RESSOURCES RENOUVELABLES - La filière bambou passe au stade industriel

Face à la déforestation, le bambou s’affirme comme une alternative durable. Sa filière franchit un cap avec le lancement d’un programme d’industrialisation ambitieux.

La pose officielle rassemblant les principaux partenaires de la filière bambou.

Le bambou s’impose comme une alternative stratégique pour faire face à la déforestation. Sa valorisation s’apprête à franchir un cap décisif, évoluant du stade artisanal à celui d’une véritable industrie de pointe. « L’objectif de cette promotion est avant tout de lutter contre le déboisement massif provoqué par l’exploitation du bois », a annoncé Njaka Rajaonarison, coordinateur national de l’Organisation internationale du bambou et du rotin (INBAR), hier, à l’hôtel Ibis, lors de l’atelier qui marque le lancement de ce projet de développement de la filière bambou.

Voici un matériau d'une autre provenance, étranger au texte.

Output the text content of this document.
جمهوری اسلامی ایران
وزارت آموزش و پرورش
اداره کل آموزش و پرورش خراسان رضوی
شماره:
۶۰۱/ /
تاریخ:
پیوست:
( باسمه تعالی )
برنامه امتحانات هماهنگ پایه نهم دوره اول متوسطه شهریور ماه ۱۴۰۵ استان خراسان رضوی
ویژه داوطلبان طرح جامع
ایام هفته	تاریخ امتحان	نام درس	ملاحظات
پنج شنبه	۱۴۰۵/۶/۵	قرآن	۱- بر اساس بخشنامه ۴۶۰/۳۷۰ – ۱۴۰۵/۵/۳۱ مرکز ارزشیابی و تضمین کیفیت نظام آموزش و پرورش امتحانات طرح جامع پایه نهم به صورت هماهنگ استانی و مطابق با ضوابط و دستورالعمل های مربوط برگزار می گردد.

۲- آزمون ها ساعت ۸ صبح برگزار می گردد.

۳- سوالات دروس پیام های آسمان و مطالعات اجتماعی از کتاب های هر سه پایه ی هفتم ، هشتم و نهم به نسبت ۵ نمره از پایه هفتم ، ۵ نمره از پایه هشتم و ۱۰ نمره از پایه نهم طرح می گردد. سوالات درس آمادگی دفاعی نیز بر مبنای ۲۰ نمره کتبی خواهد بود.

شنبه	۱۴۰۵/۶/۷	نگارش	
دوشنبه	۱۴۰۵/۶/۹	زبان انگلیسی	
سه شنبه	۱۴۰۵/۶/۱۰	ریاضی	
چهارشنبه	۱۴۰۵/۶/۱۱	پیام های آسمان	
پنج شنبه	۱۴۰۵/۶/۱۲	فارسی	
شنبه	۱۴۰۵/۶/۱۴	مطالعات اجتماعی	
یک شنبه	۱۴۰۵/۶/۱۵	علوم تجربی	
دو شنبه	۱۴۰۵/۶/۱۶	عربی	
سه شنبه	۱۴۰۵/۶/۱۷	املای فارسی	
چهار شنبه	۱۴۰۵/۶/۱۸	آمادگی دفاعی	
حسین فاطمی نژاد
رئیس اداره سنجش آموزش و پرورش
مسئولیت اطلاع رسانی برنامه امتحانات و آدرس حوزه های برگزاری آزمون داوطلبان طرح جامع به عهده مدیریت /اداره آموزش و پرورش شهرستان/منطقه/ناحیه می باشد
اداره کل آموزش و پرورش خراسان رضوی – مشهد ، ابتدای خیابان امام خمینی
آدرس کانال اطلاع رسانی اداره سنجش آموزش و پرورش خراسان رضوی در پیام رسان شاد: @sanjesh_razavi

La forêt malgache recule à un rythme alarmant. En l’espace de soixante ans, 45 % des forêts primaires ont été rayées de la carte, ne laissant aujourd’hui subsister que 21 % de couvert forestier sur l’ensemble du territoire. Le pays produit par ailleurs près de 300 000 tonnes de déchets plastiques par an, dont plus de 90 % échappent à toute forme de gestion.

Face à l’urgence de la situation, un consortium d’acteurs internationaux et nationaux se mobilise pour structurer la filière bambou. 

Gestion durable

Le projet est porté conjointement par l’INBAR, le Centre international du bambou et du rotin (ICBR), le ministère de l’Environnement et du développement durable et le Centre malgache des ressources et technologies du bambou (CMBART), avec le financement de l’Agence chinoise de coopération internationale pour le développement (CIDCA). Il bénéficie d’une enveloppe de près de 2 millions de dollars allouée par l’Agence chinoise de coopération internationale pour le développement (CIDCA). Il est déployé sur une période de 24 mois. Ce programme ambitieux vise non seulement à instaurer une gestion durable de la ressource et à restaurer les sols, mais également à industrialiser la transformation du bambou pour ouvrir les portes des marchés de demain.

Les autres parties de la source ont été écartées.